São clássicos, foram escolhidos por Ricardo Araújo Pereira e são os livros mais bonitos que andam pelas livrarias nestes dias. A colecção de literatura humorística da Tinta da China acaba de inaugurar e traz Charles Dickens e Denis Diderot como primeiro avanço.
A aposta pode parecer arriscada, num tempo de enxurrada de “novos autores”, mas clássicos são clássicos, e embrulhados num invólucro como este são clássicos que apetece ter na estante para reler enquanto os anos passam. A ideia de criar uma colecção de literatura humorística partiu da editora da Tinta da China, Bárbara Bulhosa, inspirada pela boa recepção que a colecção de viagens, coordenada por Carlos Vaz Marques, tem conseguido. Sabendo que Ricardo Araújo Pereira é um conhecedor dos clássicos do humor, a editora desafiou-o a escolher autores e títulos, coordenando um projecto que começa com Dickens e que ninguém sabe onde irá acabar.
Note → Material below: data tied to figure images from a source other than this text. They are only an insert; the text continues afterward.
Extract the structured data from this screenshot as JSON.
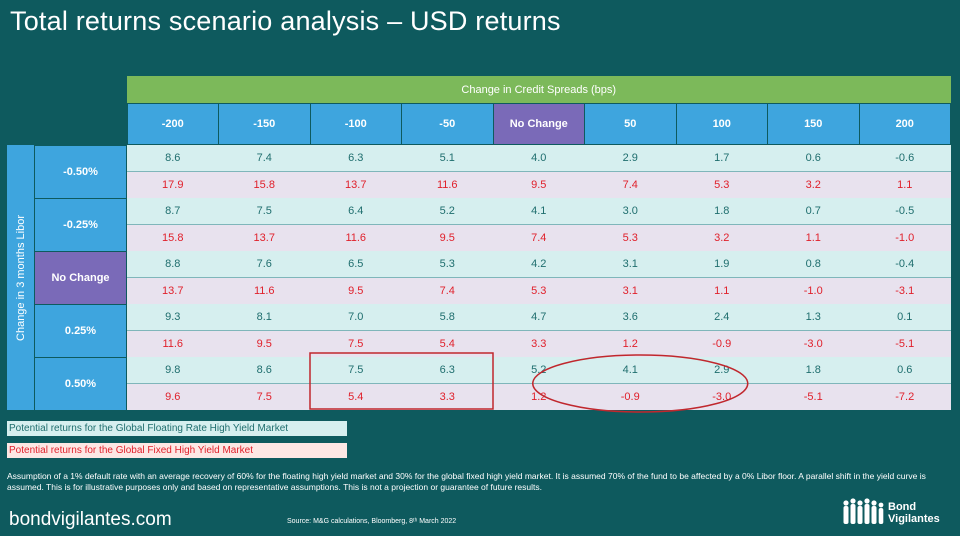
{
  "page": {
    "title": "Total returns scenario analysis – USD returns",
    "website": "bondvigilantes.com",
    "source": "Source: M&G calculations, Bloomberg, 8ᵗʰ March 2022",
    "brand_line1": "Bond",
    "brand_line2": "Vigilantes",
    "footnote": "Assumption of a 1% default rate with an average recovery of 60% for the  floating high yield market and 30% for the  global fixed high yield market. It is assumed 70% of the fund to be affected by a 0% Libor floor. A parallel shift in the yield curve is assumed. This is for illustrative purposes only and based on representative assumptions. This is not a projection or guarantee of future results."
  },
  "legend": {
    "float_label": "Potential returns  for the Global Floating Rate High Yield Market",
    "fixed_label": "Potential returns  for the Global Fixed High Yield Market",
    "float_color": "#d6efef",
    "fixed_color": "#fde7e4"
  },
  "chart_data": {
    "type": "table",
    "column_title": "Change in Credit Spreads (bps)",
    "row_title": "Change in 3 months Libor",
    "columns": [
      "-200",
      "-150",
      "-100",
      "-50",
      "No Change",
      "50",
      "100",
      "150",
      "200"
    ],
    "rows": [
      "-0.50%",
      "-0.25%",
      "No Change",
      "0.25%",
      "0.50%"
    ],
    "series": [
      {
        "name": "Potential returns  for the Global Floating Rate High Yield Market",
        "values": [
          [
            "8.6",
            "7.4",
            "6.3",
            "5.1",
            "4.0",
            "2.9",
            "1.7",
            "0.6",
            "-0.6"
          ],
          [
            "8.7",
            "7.5",
            "6.4",
            "5.2",
            "4.1",
            "3.0",
            "1.8",
            "0.7",
            "-0.5"
          ],
          [
            "8.8",
            "7.6",
            "6.5",
            "5.3",
            "4.2",
            "3.1",
            "1.9",
            "0.8",
            "-0.4"
          ],
          [
            "9.3",
            "8.1",
            "7.0",
            "5.8",
            "4.7",
            "3.6",
            "2.4",
            "1.3",
            "0.1"
          ],
          [
            "9.8",
            "8.6",
            "7.5",
            "6.3",
            "5.2",
            "4.1",
            "2.9",
            "1.8",
            "0.6"
          ]
        ]
      },
      {
        "name": "Potential returns  for the Global Fixed High Yield Market",
        "values": [
          [
            "17.9",
            "15.8",
            "13.7",
            "11.6",
            "9.5",
            "7.4",
            "5.3",
            "3.2",
            "1.1"
          ],
          [
            "15.8",
            "13.7",
            "11.6",
            "9.5",
            "7.4",
            "5.3",
            "3.2",
            "1.1",
            "-1.0"
          ],
          [
            "13.7",
            "11.6",
            "9.5",
            "7.4",
            "5.3",
            "3.1",
            "1.1",
            "-1.0",
            "-3.1"
          ],
          [
            "11.6",
            "9.5",
            "7.5",
            "5.4",
            "3.3",
            "1.2",
            "-0.9",
            "-3.0",
            "-5.1"
          ],
          [
            "9.6",
            "7.5",
            "5.4",
            "3.3",
            "1.2",
            "-0.9",
            "-3.0",
            "-5.1",
            "-7.2"
          ]
        ]
      }
    ],
    "colors": {
      "header_green": "#7cb95a",
      "header_blue": "#3ea5de",
      "no_change_purple": "#7a6ab8",
      "float_text": "#1f6e6e",
      "fixed_text": "#e0202b",
      "highlight": "#c0272d"
    }
  }
}
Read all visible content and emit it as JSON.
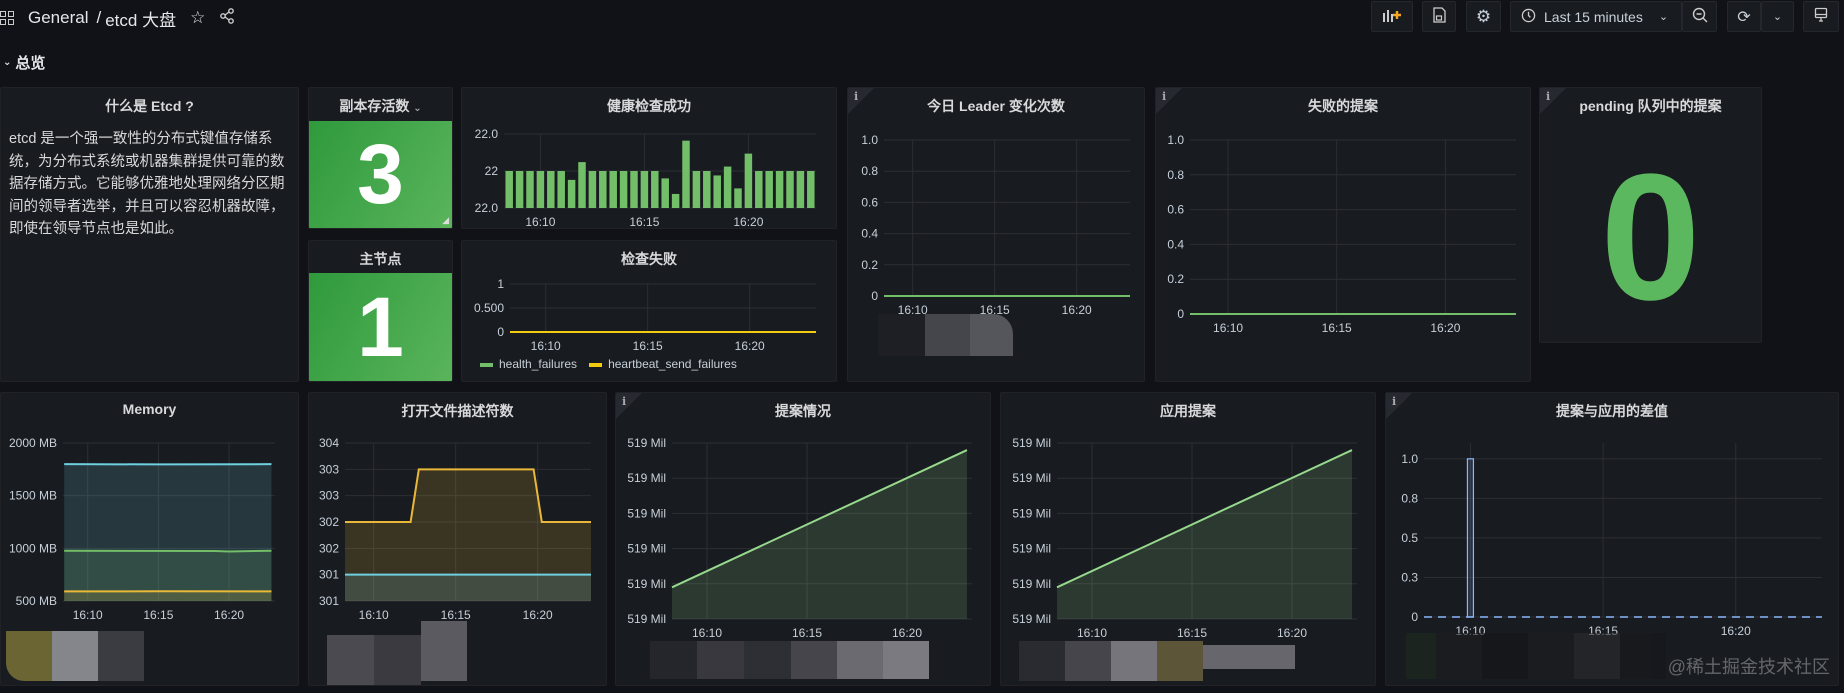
{
  "header": {
    "breadcrumb_folder": "General",
    "breadcrumb_sep": "/",
    "dashboard_title": "etcd 大盘",
    "time_range": "Last 15 minutes"
  },
  "icons": [
    "apps-grid-icon",
    "star-icon",
    "share-icon",
    "add-panel-icon",
    "save-icon",
    "gear-icon",
    "clock-icon",
    "chevron-down-icon",
    "zoom-out-icon",
    "refresh-icon",
    "tv-icon",
    "info-icon"
  ],
  "row": {
    "title": "总览"
  },
  "panels": {
    "about": {
      "title": "什么是 Etcd ?",
      "body": "etcd 是一个强一致性的分布式键值存储系统，为分布式系统或机器集群提供可靠的数据存储方式。它能够优雅地处理网络分区期间的领导者选举，并且可以容忍机器故障，即使在领导节点也是如此。"
    },
    "replicas": {
      "title": "副本存活数",
      "value": "3",
      "color": "#3fa043"
    },
    "leader_node": {
      "title": "主节点",
      "value": "1",
      "color": "#3fa043"
    },
    "health": {
      "title": "健康检查成功"
    },
    "check_fail": {
      "title": "检查失败"
    },
    "leader_changes": {
      "title": "今日 Leader 变化次数"
    },
    "failed_proposals": {
      "title": "失败的提案"
    },
    "pending": {
      "title": "pending 队列中的提案",
      "value": "0",
      "color": "#5cb85f"
    },
    "memory": {
      "title": "Memory"
    },
    "fds": {
      "title": "打开文件描述符数"
    },
    "proposals": {
      "title": "提案情况"
    },
    "applied": {
      "title": "应用提案"
    },
    "diff": {
      "title": "提案与应用的差值"
    }
  },
  "watermark": "@稀土掘金技术社区",
  "chart_data": [
    {
      "type": "bar",
      "title": "健康检查成功",
      "xlim": [
        "16:08:15",
        "16:23:15"
      ],
      "xticks": [
        "16:10",
        "16:15",
        "16:20"
      ],
      "ylim": [
        21.99,
        22.01
      ],
      "yticks": [
        {
          "value": 22.01,
          "label": "22.0"
        },
        {
          "value": 22.0,
          "label": "22"
        },
        {
          "value": 21.99,
          "label": "22.0"
        }
      ],
      "grid": true,
      "series": [
        {
          "kind": "bars",
          "color": "#73bf69",
          "x": [
            "16:08:30",
            "16:09:00",
            "16:09:30",
            "16:10:00",
            "16:10:30",
            "16:11:00",
            "16:11:30",
            "16:12:00",
            "16:12:30",
            "16:13:00",
            "16:13:30",
            "16:14:00",
            "16:14:30",
            "16:15:00",
            "16:15:30",
            "16:16:00",
            "16:16:30",
            "16:17:00",
            "16:17:30",
            "16:18:00",
            "16:18:30",
            "16:19:00",
            "16:19:30",
            "16:20:00",
            "16:20:30",
            "16:21:00",
            "16:21:30",
            "16:22:00",
            "16:22:30",
            "16:23:00"
          ],
          "y": [
            22.0,
            22.0,
            22.0,
            22.0,
            22.0,
            22.0,
            21.9976,
            22.0024,
            22.0,
            22.0,
            22.0,
            22.0,
            22.0,
            22.0,
            22.0,
            21.998,
            21.9938,
            22.0082,
            22.0,
            22.0,
            21.9988,
            22.0012,
            21.9953,
            22.0047,
            22.0,
            22.0,
            22.0,
            22.0,
            22.0,
            22.0
          ]
        }
      ]
    },
    {
      "type": "line",
      "title": "检查失败",
      "xlim": [
        "16:08:15",
        "16:23:15"
      ],
      "xticks": [
        "16:10",
        "16:15",
        "16:20"
      ],
      "ylim": [
        0,
        1
      ],
      "yticks": [
        {
          "value": 1,
          "label": "1"
        },
        {
          "value": 0.5,
          "label": "0.500"
        },
        {
          "value": 0,
          "label": "0"
        }
      ],
      "grid": true,
      "legend": "bottom",
      "series": [
        {
          "name": "health_failures",
          "kind": "line",
          "color": "#73bf69",
          "x": [
            "16:08:15",
            "16:23:15"
          ],
          "y": [
            0,
            0
          ]
        },
        {
          "name": "heartbeat_send_failures",
          "kind": "line",
          "color": "#f2cc0c",
          "x": [
            "16:08:15",
            "16:23:15"
          ],
          "y": [
            0,
            0
          ]
        }
      ]
    },
    {
      "type": "line",
      "title": "今日 Leader 变化次数",
      "xlim": [
        "16:08:15",
        "16:23:15"
      ],
      "xticks": [
        "16:10",
        "16:15",
        "16:20"
      ],
      "ylim": [
        0,
        1
      ],
      "yticks": [
        {
          "value": 1,
          "label": "1.0"
        },
        {
          "value": 0.8,
          "label": "0.8"
        },
        {
          "value": 0.6,
          "label": "0.6"
        },
        {
          "value": 0.4,
          "label": "0.4"
        },
        {
          "value": 0.2,
          "label": "0.2"
        },
        {
          "value": 0,
          "label": "0"
        }
      ],
      "grid": true,
      "series": [
        {
          "kind": "line",
          "color": "#73bf69",
          "x": [
            "16:08:15",
            "16:23:15"
          ],
          "y": [
            0,
            0
          ]
        }
      ]
    },
    {
      "type": "line",
      "title": "失败的提案",
      "xlim": [
        "16:08:15",
        "16:23:15"
      ],
      "xticks": [
        "16:10",
        "16:15",
        "16:20"
      ],
      "ylim": [
        0,
        1
      ],
      "yticks": [
        {
          "value": 1,
          "label": "1.0"
        },
        {
          "value": 0.8,
          "label": "0.8"
        },
        {
          "value": 0.6,
          "label": "0.6"
        },
        {
          "value": 0.4,
          "label": "0.4"
        },
        {
          "value": 0.2,
          "label": "0.2"
        },
        {
          "value": 0,
          "label": "0"
        }
      ],
      "grid": true,
      "series": [
        {
          "kind": "line",
          "color": "#73bf69",
          "x": [
            "16:08:15",
            "16:23:15"
          ],
          "y": [
            0,
            0
          ]
        }
      ]
    },
    {
      "type": "area",
      "title": "Memory",
      "xlim": [
        "16:08:15",
        "16:23:15"
      ],
      "xticks": [
        "16:10",
        "16:15",
        "16:20"
      ],
      "ylim": [
        500,
        2000
      ],
      "yticks": [
        {
          "value": 2000,
          "label": "2000 MB"
        },
        {
          "value": 1500,
          "label": "1500 MB"
        },
        {
          "value": 1000,
          "label": "1000 MB"
        },
        {
          "value": 500,
          "label": "500 MB"
        }
      ],
      "grid": true,
      "series": [
        {
          "kind": "line",
          "fill": true,
          "color": "#6ed0e0",
          "x": [
            "16:08:20",
            "16:15:00",
            "16:23:00"
          ],
          "y": [
            1799,
            1797,
            1799
          ]
        },
        {
          "kind": "line",
          "fill": true,
          "color": "#73bf69",
          "x": [
            "16:08:20",
            "16:19:00",
            "16:20:00",
            "16:23:00"
          ],
          "y": [
            977,
            975,
            970,
            977
          ]
        },
        {
          "kind": "line",
          "fill": true,
          "color": "#eab839",
          "x": [
            "16:08:20",
            "16:15:00",
            "16:23:00"
          ],
          "y": [
            591,
            592,
            591
          ]
        }
      ]
    },
    {
      "type": "area",
      "title": "打开文件描述符数",
      "xlim": [
        "16:08:15",
        "16:23:15"
      ],
      "xticks": [
        "16:10",
        "16:15",
        "16:20"
      ],
      "ylim": [
        301,
        304
      ],
      "yticks": [
        {
          "value": 304,
          "label": "304"
        },
        {
          "value": 303.5,
          "label": "303"
        },
        {
          "value": 303,
          "label": "303"
        },
        {
          "value": 302.5,
          "label": "302"
        },
        {
          "value": 302,
          "label": "302"
        },
        {
          "value": 301.5,
          "label": "301"
        },
        {
          "value": 301,
          "label": "301"
        }
      ],
      "grid": true,
      "series": [
        {
          "kind": "line",
          "fill": true,
          "color": "#eab839",
          "x": [
            "16:08:15",
            "16:12:15",
            "16:12:45",
            "16:19:45",
            "16:20:15",
            "16:23:15"
          ],
          "y": [
            302.5,
            302.5,
            303.5,
            303.5,
            302.5,
            302.5
          ]
        },
        {
          "kind": "line",
          "fill": true,
          "color": "#6ed0e0",
          "x": [
            "16:08:15",
            "16:23:15"
          ],
          "y": [
            301.5,
            301.5
          ]
        }
      ]
    },
    {
      "type": "area",
      "title": "提案情况",
      "xlim": [
        "16:08:15",
        "16:23:15"
      ],
      "xticks": [
        "16:10",
        "16:15",
        "16:20"
      ],
      "ylim": [
        519.0,
        519.05
      ],
      "yticks": [
        {
          "value": 519.05,
          "label": "519 Mil"
        },
        {
          "value": 519.04,
          "label": "519 Mil"
        },
        {
          "value": 519.03,
          "label": "519 Mil"
        },
        {
          "value": 519.02,
          "label": "519 Mil"
        },
        {
          "value": 519.01,
          "label": "519 Mil"
        },
        {
          "value": 519.0,
          "label": "519 Mil"
        }
      ],
      "grid": true,
      "series": [
        {
          "kind": "line",
          "fill": true,
          "color": "#96d98d",
          "x": [
            "16:08:15",
            "16:23:00"
          ],
          "y": [
            519.009,
            519.048
          ]
        }
      ]
    },
    {
      "type": "area",
      "title": "应用提案",
      "xlim": [
        "16:08:15",
        "16:23:15"
      ],
      "xticks": [
        "16:10",
        "16:15",
        "16:20"
      ],
      "ylim": [
        519.0,
        519.05
      ],
      "yticks": [
        {
          "value": 519.05,
          "label": "519 Mil"
        },
        {
          "value": 519.04,
          "label": "519 Mil"
        },
        {
          "value": 519.03,
          "label": "519 Mil"
        },
        {
          "value": 519.02,
          "label": "519 Mil"
        },
        {
          "value": 519.01,
          "label": "519 Mil"
        },
        {
          "value": 519.0,
          "label": "519 Mil"
        }
      ],
      "grid": true,
      "series": [
        {
          "kind": "line",
          "fill": true,
          "color": "#96d98d",
          "x": [
            "16:08:15",
            "16:23:00"
          ],
          "y": [
            519.009,
            519.048
          ]
        }
      ]
    },
    {
      "type": "bar",
      "title": "提案与应用的差值",
      "xlim": [
        "16:08:15",
        "16:23:15"
      ],
      "xticks": [
        "16:10",
        "16:15",
        "16:20"
      ],
      "ylim": [
        0,
        1.1
      ],
      "yticks": [
        {
          "value": 1,
          "label": "1.0"
        },
        {
          "value": 0.75,
          "label": "0.8"
        },
        {
          "value": 0.5,
          "label": "0.5"
        },
        {
          "value": 0.25,
          "label": "0.3"
        },
        {
          "value": 0,
          "label": "0"
        }
      ],
      "grid": true,
      "series": [
        {
          "kind": "outline-bars",
          "color": "#8ab8ff",
          "x": [
            "16:10:00"
          ],
          "y": [
            1
          ]
        },
        {
          "kind": "dashed-line",
          "color": "#8ab8ff",
          "x": [
            "16:08:15",
            "16:23:15"
          ],
          "y": [
            0,
            0
          ]
        }
      ]
    }
  ]
}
Inaugurando com Os Cadernos de Pickwick, de Charles Dickens, fica garantido o tom do projecto, marcado pelo humor que apela à inteligência. E o autor inglês é um bom exemplo, com a linguagem a assumir um papel essencial na definição do cómico, algo que só uma tradução com o rigor da de Margarida Vale de Gato poderia garantir. Para assegurar que as investigações dos membros do Clube de Pickwick em torno dos costumes londrinos teriam o mesmo efeito cómico em português, foi preciso ponderar, como diz a tradutora na nota inicial do livro: “se a solução mais imediata que ocorre é uma troca de /v/ por /b/, esta acaba também por ser logo descartada, visto que é inimaginável um ‘pintas’ londrino falar ‘à Porto’.”
O segundo volume, já disponível, é Jacques, o Fatalista, de Denis Diderot, numa tradução de Pedro Tamen, prefaciada por Eduardo Prado Coelho. Enquanto divaga, a pedido do seu amo, sobre amores e desamores, Jacques vai entrecortando a narrativa com a aparição de uma série de personagens e episódios caricatos. E do acto de dialogar surgirão as situações cómicas que justificam a escolha de Diderot para o segundo volume. Para o ano, chegará uma antologia de Robert Benchley, um dos escritores da New Yorker, e as incomparáveis Aventuras do Soldado Schweik, do checo Jaroslav Hasek.
O aspecto dos livros não podia ser mais adequado. Com capas duras e cartonadas e um grafismo exemplar, os volumes têm ainda a característica de não possuírem lombada, deixando à vista as costuras, como se tivéssemos nas mãos um velho alfarrábio. Bárbara Bulhosa justifica a opção: “Estes livros foram pensados para se diferenciarem, transmitindo uma imagem clássica e recuperando algumas linhas gráficas e materiais que distingam a colecção, e que a apresentem como um todo. É essa ideia de colecção, que se perdeu há uns anos, que queremos criar, um pouco à imagem do que já fizemos com a colecção de viagens.”
A decisão acertou na mouche, e mesmo que a escolha dos materiais encareça o produto final, a sua distinção, extensível ao conteúdo, compensa o investimento. No vídeo de apresentação, disponível no YouTube, Ricardo Araújo Pereira explica o pormenor da lombada de um modo ligeiramente diferente: “É um aspecto gráfico que é também um manifesto: quer dizer que a comédia é o género mais humano, e por isso faz sentido que o livro apareça com as tripas de fora.” E depois de uma pausa, assume: “Eu acabei de inventar isto. Não foi nada disto que presidiu... nós queríamos que ficasse bonitinho, e foi por isso que fizemos assim. Mas era muito giro que tivesse sido por causa daquilo das tripas.” Mais do que giro, teria todo o sentido.
A colecção é apresentada este sábado, às 17.00, na Fnac Colombo, com a presença de Ricardo Araújo Pereira, Pedro Tamen e Margarida Vale de Gato.